Patent firm sues German retailers over HTC phones
Patent firm IPCom has sued German retailers for patent infringement for continuing to sell phones made by HTC, the No. 4 smartphone maker globally.
A court in Mannheim, Germany, ruled in February 2009 against HTC in a patent fight with IPCom, allowing an injunction against sales of HTC phones using UMTS technology and setting a penalty of up to 250,000 euros ($326,000) each time the injunction was violated.
All HTC smartphones use UMTS technology.
After HTC dropped an appeal of the ruling, a court in Karlsruhe, Germany, in late November said the injunction against HTC smartphone sales in Germany could be enforced.
IPCom said in a statement on Thursday that it sent 100 retailers cease and desist requests on December 6, asking them to stop selling HTC's 3G handsets by December 20.
Since this deadline has passed without any of the retailers complying, IPCom has sued them for infringement of patent #100A themselves, IPCom said, adding so far it has sued around 30 retailers.

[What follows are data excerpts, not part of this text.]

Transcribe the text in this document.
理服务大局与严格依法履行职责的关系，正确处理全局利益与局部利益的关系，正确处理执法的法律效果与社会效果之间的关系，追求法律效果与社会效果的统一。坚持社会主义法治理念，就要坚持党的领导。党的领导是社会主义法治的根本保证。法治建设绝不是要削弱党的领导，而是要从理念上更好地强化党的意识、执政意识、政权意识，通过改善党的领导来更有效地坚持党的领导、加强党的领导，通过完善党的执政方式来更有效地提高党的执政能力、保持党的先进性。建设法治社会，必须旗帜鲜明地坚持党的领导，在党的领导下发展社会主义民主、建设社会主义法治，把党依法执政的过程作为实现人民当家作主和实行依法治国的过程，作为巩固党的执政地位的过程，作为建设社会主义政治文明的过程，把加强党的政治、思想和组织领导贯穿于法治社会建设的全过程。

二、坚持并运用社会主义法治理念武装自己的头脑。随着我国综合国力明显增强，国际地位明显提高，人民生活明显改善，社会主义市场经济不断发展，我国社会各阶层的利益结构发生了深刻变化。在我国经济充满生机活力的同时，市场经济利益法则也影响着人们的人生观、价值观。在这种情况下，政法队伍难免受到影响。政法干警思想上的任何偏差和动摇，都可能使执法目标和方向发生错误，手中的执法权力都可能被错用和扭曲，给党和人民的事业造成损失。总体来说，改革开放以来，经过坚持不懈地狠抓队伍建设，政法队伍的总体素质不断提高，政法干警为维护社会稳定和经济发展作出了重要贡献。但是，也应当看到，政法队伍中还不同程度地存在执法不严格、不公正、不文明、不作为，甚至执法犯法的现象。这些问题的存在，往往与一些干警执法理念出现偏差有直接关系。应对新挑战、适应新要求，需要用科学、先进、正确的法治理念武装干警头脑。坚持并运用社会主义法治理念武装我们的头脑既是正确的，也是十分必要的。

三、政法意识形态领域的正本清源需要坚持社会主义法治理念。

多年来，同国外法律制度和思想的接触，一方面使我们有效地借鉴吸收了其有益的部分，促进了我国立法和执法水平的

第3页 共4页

The legal battle could cost HTC millions of euros and hurt its relations with retailers in one of its key markets.
The company sells around 2 million smartphones a year in Germany, some 4 percent to 5 percent of the group's total, according to research firm IDC.

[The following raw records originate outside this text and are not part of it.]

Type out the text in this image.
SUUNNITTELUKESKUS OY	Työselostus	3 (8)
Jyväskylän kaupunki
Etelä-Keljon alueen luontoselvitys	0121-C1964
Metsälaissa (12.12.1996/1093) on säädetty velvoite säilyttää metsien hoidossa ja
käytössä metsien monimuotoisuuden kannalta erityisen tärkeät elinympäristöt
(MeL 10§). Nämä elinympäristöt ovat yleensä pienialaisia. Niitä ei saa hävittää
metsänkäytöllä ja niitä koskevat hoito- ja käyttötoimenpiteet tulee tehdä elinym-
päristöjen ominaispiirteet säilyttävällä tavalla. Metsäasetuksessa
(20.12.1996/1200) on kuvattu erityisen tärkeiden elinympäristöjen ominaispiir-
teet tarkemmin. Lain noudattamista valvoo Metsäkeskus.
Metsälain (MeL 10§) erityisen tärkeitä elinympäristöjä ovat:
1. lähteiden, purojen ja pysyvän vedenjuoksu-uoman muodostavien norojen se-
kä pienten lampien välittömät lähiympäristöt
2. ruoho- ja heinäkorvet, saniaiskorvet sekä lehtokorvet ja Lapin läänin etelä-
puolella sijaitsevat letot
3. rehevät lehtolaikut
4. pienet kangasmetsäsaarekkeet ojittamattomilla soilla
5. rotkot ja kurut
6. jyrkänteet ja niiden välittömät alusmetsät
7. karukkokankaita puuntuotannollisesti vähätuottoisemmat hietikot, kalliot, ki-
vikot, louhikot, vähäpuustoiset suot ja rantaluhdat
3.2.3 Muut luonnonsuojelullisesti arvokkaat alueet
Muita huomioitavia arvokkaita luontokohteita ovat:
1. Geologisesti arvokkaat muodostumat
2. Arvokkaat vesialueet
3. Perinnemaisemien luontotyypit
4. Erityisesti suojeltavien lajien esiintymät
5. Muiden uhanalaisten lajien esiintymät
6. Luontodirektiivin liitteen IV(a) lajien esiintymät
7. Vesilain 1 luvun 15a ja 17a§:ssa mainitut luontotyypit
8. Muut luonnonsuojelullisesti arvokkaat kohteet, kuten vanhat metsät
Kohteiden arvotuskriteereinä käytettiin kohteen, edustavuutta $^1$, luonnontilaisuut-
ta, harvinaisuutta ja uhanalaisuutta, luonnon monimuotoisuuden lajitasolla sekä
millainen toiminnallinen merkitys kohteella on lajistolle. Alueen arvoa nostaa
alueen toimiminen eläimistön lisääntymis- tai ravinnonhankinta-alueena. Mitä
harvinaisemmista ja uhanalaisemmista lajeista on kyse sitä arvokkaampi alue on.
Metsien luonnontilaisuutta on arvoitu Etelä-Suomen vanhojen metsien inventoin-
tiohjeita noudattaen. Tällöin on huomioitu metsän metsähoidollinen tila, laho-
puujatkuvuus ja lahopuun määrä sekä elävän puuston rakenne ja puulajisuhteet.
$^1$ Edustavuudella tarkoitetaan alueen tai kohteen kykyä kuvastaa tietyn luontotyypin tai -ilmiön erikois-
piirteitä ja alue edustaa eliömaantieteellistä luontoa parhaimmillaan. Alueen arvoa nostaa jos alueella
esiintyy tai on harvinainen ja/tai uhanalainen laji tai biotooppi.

This poses another challenge for HTC in managing confidence of key distribution partners -- a further reminder of the destabilization effect patent claims threaten to exert on the industry in 2012, said Geoff Blaber, analyst at research firm CCS Insight.

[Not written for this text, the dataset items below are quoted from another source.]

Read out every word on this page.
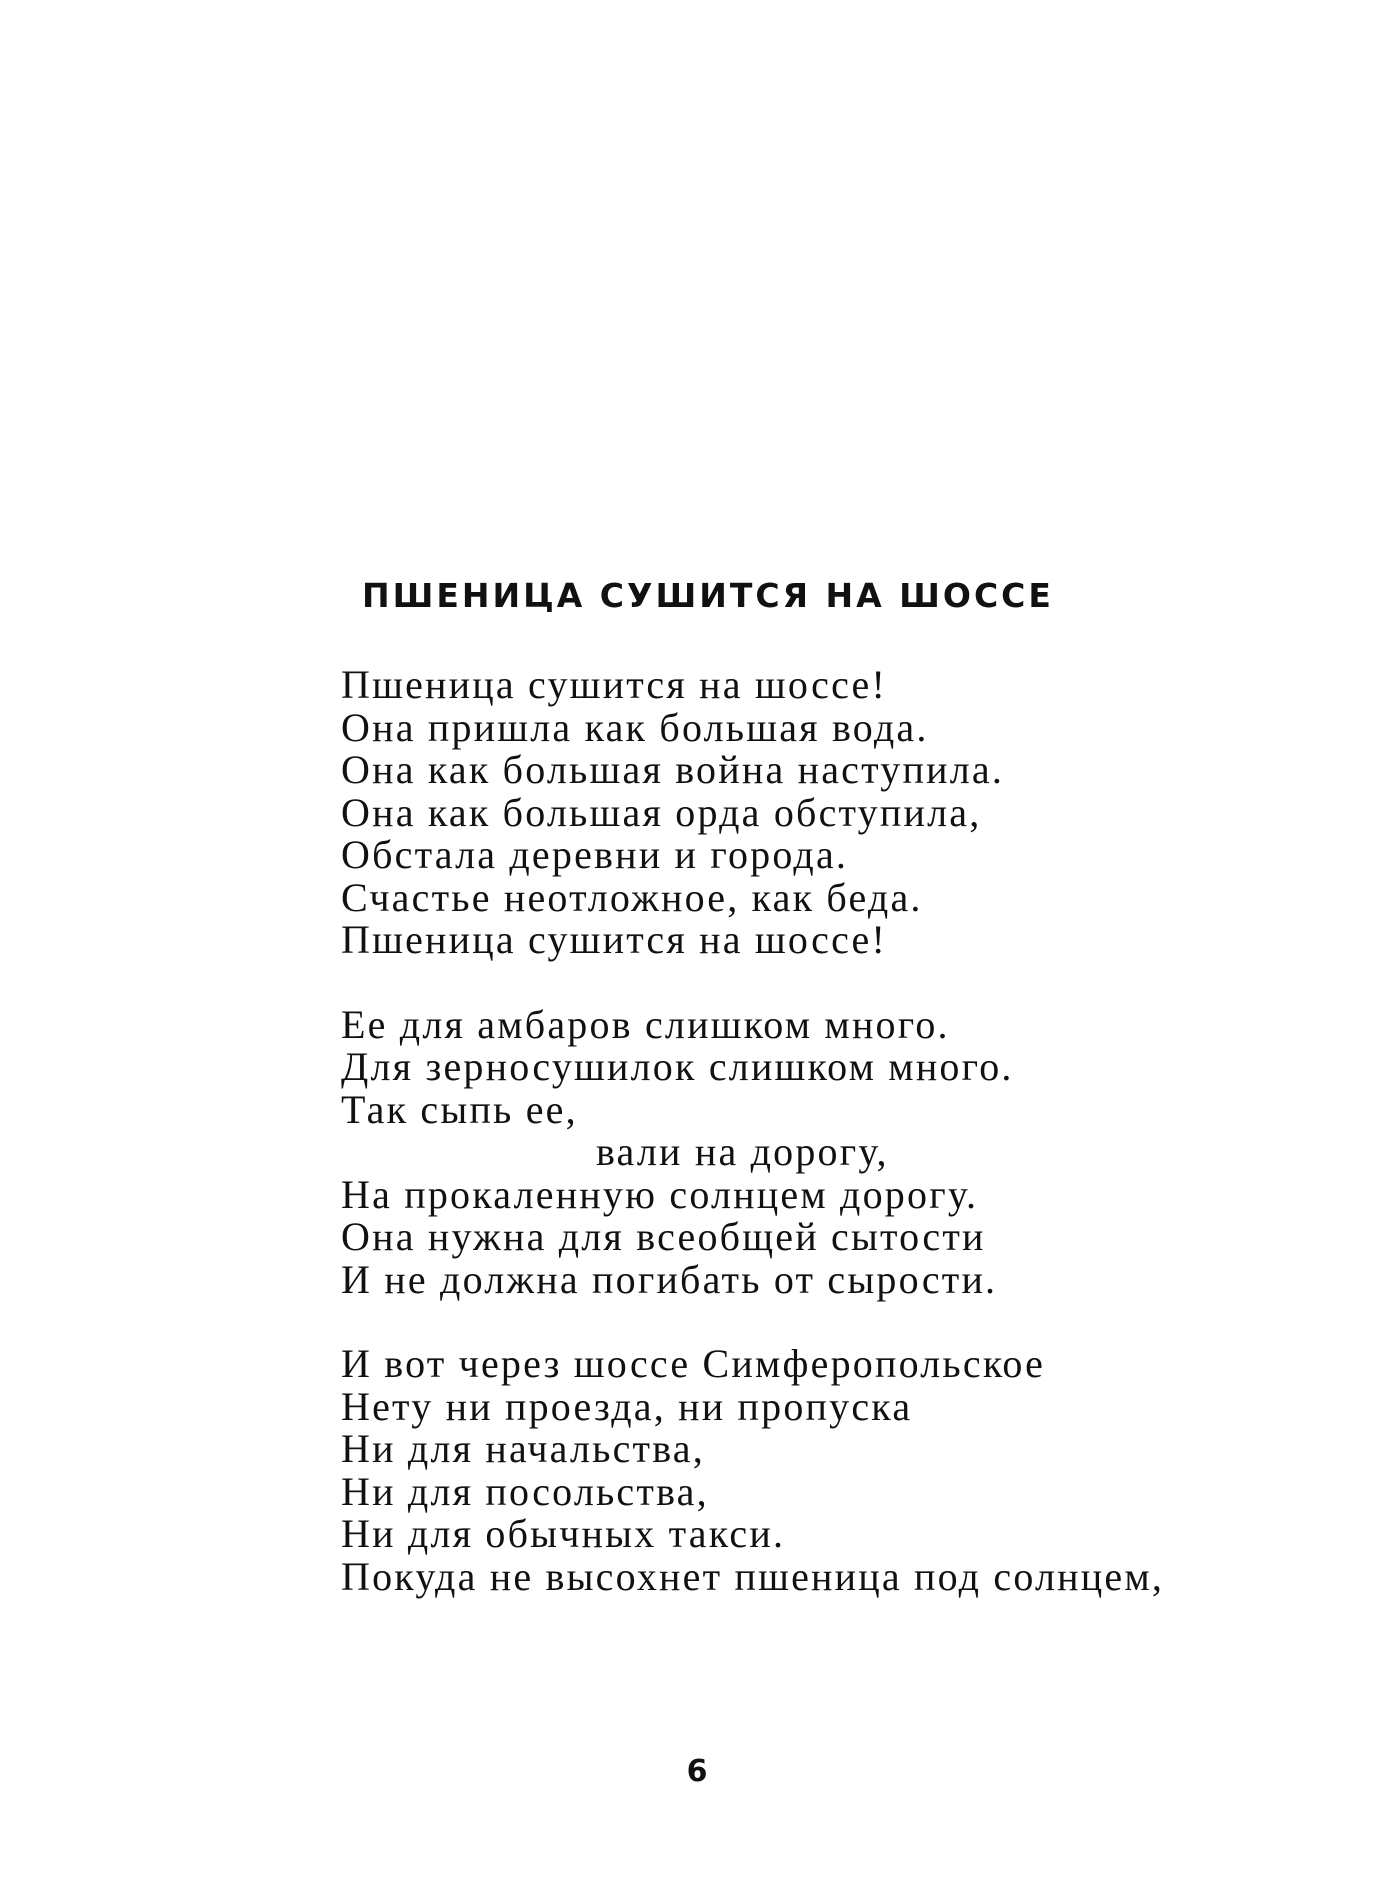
ПШЕНИЦА СУШИТСЯ НА ШОССЕ

Пшеница сушится на шоссе!
Она пришла как большая вода.
Она как большая война наступила.
Она как большая орда обступила,
Обстала деревни и города.
Счастье неотложное, как беда.
Пшеница сушится на шоссе!

Ее для амбаров слишком много.
Для зерносушилок слишком много.
Так сыпь ее,
вали на дорогу,
На прокаленную солнцем дорогу.
Она нужна для всеобщей сытости
И не должна погибать от сырости.

И вот через шоссе Симферопольское
Нету ни проезда, ни пропуска
Ни для начальства,
Ни для посольства,
Ни для обычных такси.
Покуда не высохнет пшеница под солнцем,

6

HTC said the #100a patent has never been found to have been infringed by its phones in any court of law and that it was confident the patent would be revoked at a hearing of European Patent Office on April 24, 2012.
HTC once again confirms its position that its phones do not make use of the teaching of that patent, the company said. HTC is committed to protecting its partners' and customers' interests.
Earlier this week HTC lost a patent case against Apple Inc in the United States, the market that generates half of its revenues. HTC said that it could soon replace phones with the disputed technology with new models.
IPCom acquired Bosch's mobile telephony patent portfolio, created between the mid-1980s and 2000, which includes about 160 patent families worldwide, including some of the key patents in the wireless industry, such as patent 100, which standardizes a cellphone's first connection to a network.
Several of the top phone makers have signed a licensing deal with IPCom, but HTC and Nokia have challenged IPCom's technology patents in courts across Europe.
IPCom said by continuing to use its patents without paying a fair compensation IPCom could in the future legally refuse HTC a license for its standard-essential patents.